McComish marks the first time that the Supreme Court has reviewed a public financing law since Buckley v. Valeo overwhelmingly approved the constitutionality of the presidential public financing system 35 years ago in the wake of Watergate. The Buckley Court declared that “public financing represents a governmental effort “not to abridge, restrict, or censor speech, but rather to use public money to facilitate and enlarge public discussion and participation in the electoral process, goals vital to a self-governing people.”
“Today’s decision runs counter to the spirit of the Buckley precedent, which found that public financing was enhancement, not an abridgement, of First Amendment values,” Legal Center Associate Counsel Tara Malloy said. “The Court’s hostility towards legislative efforts to protect our elections from the corrupting effects of big money politics is deeply disturbing and deeply anti-democratic.”
The focus of the decision was the “triggered matching funds provisions” of Arizona’s highly-successful Clean Elections system that provided participating candidates with supplemental public funds grants in the event that they faced large expenditures by a privately-financed opponent or an outside group. These trigger provisions were important to the “Clean Elections” model of public financing, as they encouraged participation and ensured that publicly-financed candidates can remain competitive in elections that are increasingly dominated by outside corporate money.
Importantly, the decision does not affect many public financing programs without trigger provisions. These include the presidential public financing system, state programs using different payment models, such the programs of Minnesota and Massachusetts, and the congressional system proposed by the Fair Elections Now Act.
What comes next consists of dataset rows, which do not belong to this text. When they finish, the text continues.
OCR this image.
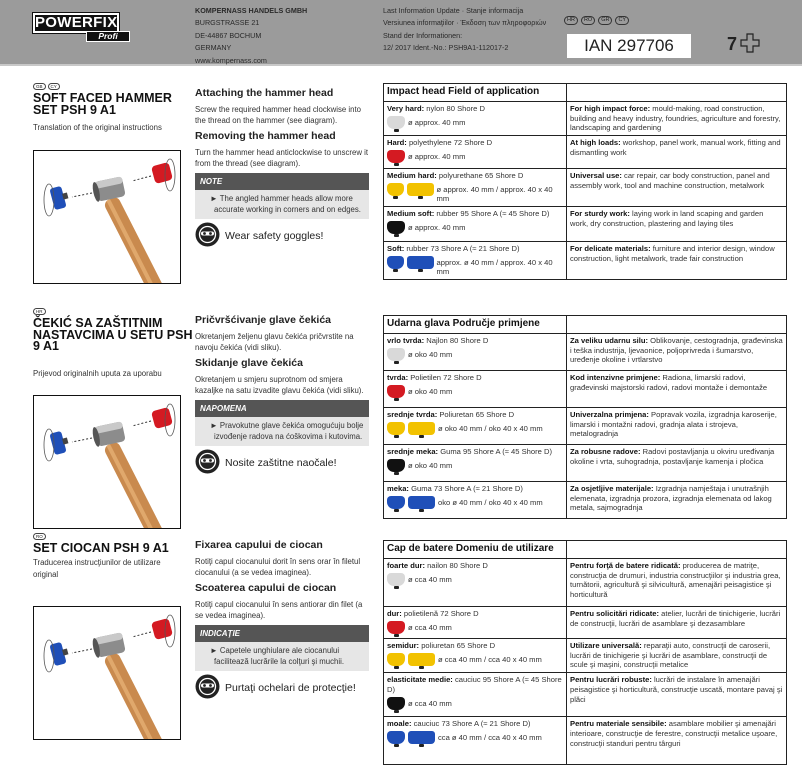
POWERFIX
Profi
KOMPERNASS HANDELS GMBH
BURGSTRASSE 21
DE-44867 BOCHUM
GERMANY
www.kompernass.com
Last Information Update · Stanje informacija
Versiunea informaţiilor · Έκδοση των πληροφοριών
Stand der Informationen:
12/ 2017 Ident.-No.: PSH9A1-112017-2
HR	RO	GR	CY
IAN 297706	7
GB	CY
SOFT FACED HAMMER SET PSH 9 A1
Translation of the original instructions
Attaching the hammer head

Screw the required hammer head clockwise into the thread on the hammer (see diagram).

Removing the hammer head

Turn the hammer head anticlockwise to unscrew it from the thread (see diagram).

NOTE
► The angled hammer heads allow more accurate working in corners and on edges.
Wear safety goggles!
Impact head Field of application	
Very hard: nylon 80 Shore D
ø approx. 40 mm	For high impact force: mould-making, road construction, building and heavy industry, foundries, agriculture and forestry, landscaping and gardening
Hard: polyethylene 72 Shore D
ø approx. 40 mm	At high loads: workshop, panel work, manual work, fitting and dismantling work
Medium hard: polyurethane 65 Shore D
ø approx. 40 mm / approx. 40 x 40 mm	Universal use: car repair, car body construction, panel and assembly work, tool and machine construction, metalwork
Medium soft: rubber 95 Shore A (≈ 45 Shore D)
ø approx. 40 mm	For sturdy work: laying work in land scaping and garden work, dry construction, plastering and laying tiles
Soft: rubber 73 Shore A (≈ 21 Shore D)
approx. ø 40 mm / approx. 40 x 40 mm	For delicate materials: furniture and interior design, window construction, light metalwork, trade fair construction
HR
ČEKIĆ SA ZAŠTITNIM NASTAVCIMA U SETU PSH 9 A1
Prijevod originalnih uputa za uporabu
Pričvršćivanje glave čekića

Okretanjem željenu glavu čekića pričvrstite na navoju čekića (vidi sliku).

Skidanje glave čekića

Okretanjem u smjeru suprotnom od smjera kazaljke na satu izvadite glavu čekića (vidi sliku).

NAPOMENA
► Pravokutne glave čekića omogućuju bolje izvođenje radova na ćoškovima i kutovima.
Nosite zaštitne naočale!
Udarna glava Područje primjene	
vrlo tvrda: Najlon 80 Shore D
ø oko 40 mm	Za veliku udarnu silu: Oblikovanje, cestogradnja, građevinska i teška industrija, ljevaonice, poljoprivreda i šumarstvo, uređenje okoline i vrtlarstvo
tvrda: Polietilen 72 Shore D
ø oko 40 mm	Kod intenzivne primjene: Radiona, limarski radovi, građevinski majstorski radovi, radovi montaže i demontaže
srednje tvrda: Poliuretan 65 Shore D
ø oko 40 mm / oko 40 x 40 mm	Univerzalna primjena: Popravak vozila, izgradnja karoserije, limarski i montažni radovi, gradnja alata i strojeva, metalogradnja
srednje meka: Guma 95 Shore A (≈ 45 Shore D)
ø oko 40 mm	Za robusne radove: Radovi postavljanja u okviru uređivanja okoline i vrta, suhogradnja, postavljanje kamenja i pločica
meka: Guma 73 Shore A (≈ 21 Shore D)
oko ø 40 mm / oko 40 x 40 mm	Za osjetljive materijale: Izgradnja namještaja i unutrašnjih elemenata, izgradnja prozora, izgradnja elemenata od lakog metala, sajmogradnja
RO
SET CIOCAN PSH 9 A1
Traducerea instrucţiunilor de utilizare original
Fixarea capului de ciocan

Rotiţi capul ciocanului dorit în sens orar în filetul ciocanului (a se vedea imaginea).

Scoaterea capului de ciocan

Rotiţi capul ciocanului în sens antiorar din filet (a se vedea imaginea).

INDICAŢIE
► Capetele unghiulare ale ciocanului facilitează lucrările la colţuri şi muchii.
Purtaţi ochelari de protecţie!
Cap de batere Domeniu de utilizare	
foarte dur: nailon 80 Shore D
ø cca 40 mm	Pentru forţă de batere ridicată: producerea de matriţe, construcţia de drumuri, industria construcţiilor şi industria grea, turnătorii, agricultură şi silvicultură, amenajări peisagistice şi horticultură
dur: polietilenă 72 Shore D
ø cca 40 mm	Pentru solicitări ridicate: atelier, lucrări de tinichigerie, lucrări de construcţii, lucrări de asamblare şi dezasamblare
semidur: poliuretan 65 Shore D
ø cca 40 mm / cca 40 x 40 mm	Utilizare universală: reparaţii auto, construcţii de caroserii, lucrări de tinichigerie şi lucrări de asamblare, construcţii de scule şi maşini, construcţii metalice
elasticitate medie: cauciuc 95 Shore A (≈ 45 Shore D)
ø cca 40 mm	Pentru lucrări robuste: lucrări de instalare în amenajări peisagistice şi horticultură, construcţie uscată, montare pavaj şi plăci
moale: cauciuc 73 Shore A (≈ 21 Shore D)
cca ø 40 mm / cca 40 x 40 mm	Pentru materiale sensibile: asamblare mobilier şi amenajări interioare, construcţie de ferestre, construcţii metalice uşoare, construcţii standuri pentru târguri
“Voluntary public financing plays a critical role in our democracy and represents one of the last bulwarks against the flood of corporate money that the Citizens United decision released.” Ms. Malloy stated. “But the silver lining to the Supreme Court’s decision is that it invalidates only one model of public financing and leaves open other avenues for reform. Citizens and legislators will simply have to work harder in the design of public financing programs to ensure that they clear the new constitutional hurdles created by the Roberts Court.”
The Campaign Legal Center, with Democracy 21, filed an amici curiae brief with the Supreme Court on behalf of eight public interest groups in support of the challenged trigger provisions of the Arizona program. In addition to serving as a friend-of-the-court, the Legal Center, along with its partners, coordinated a broad range of amici in the defense of the Arizona public financing system.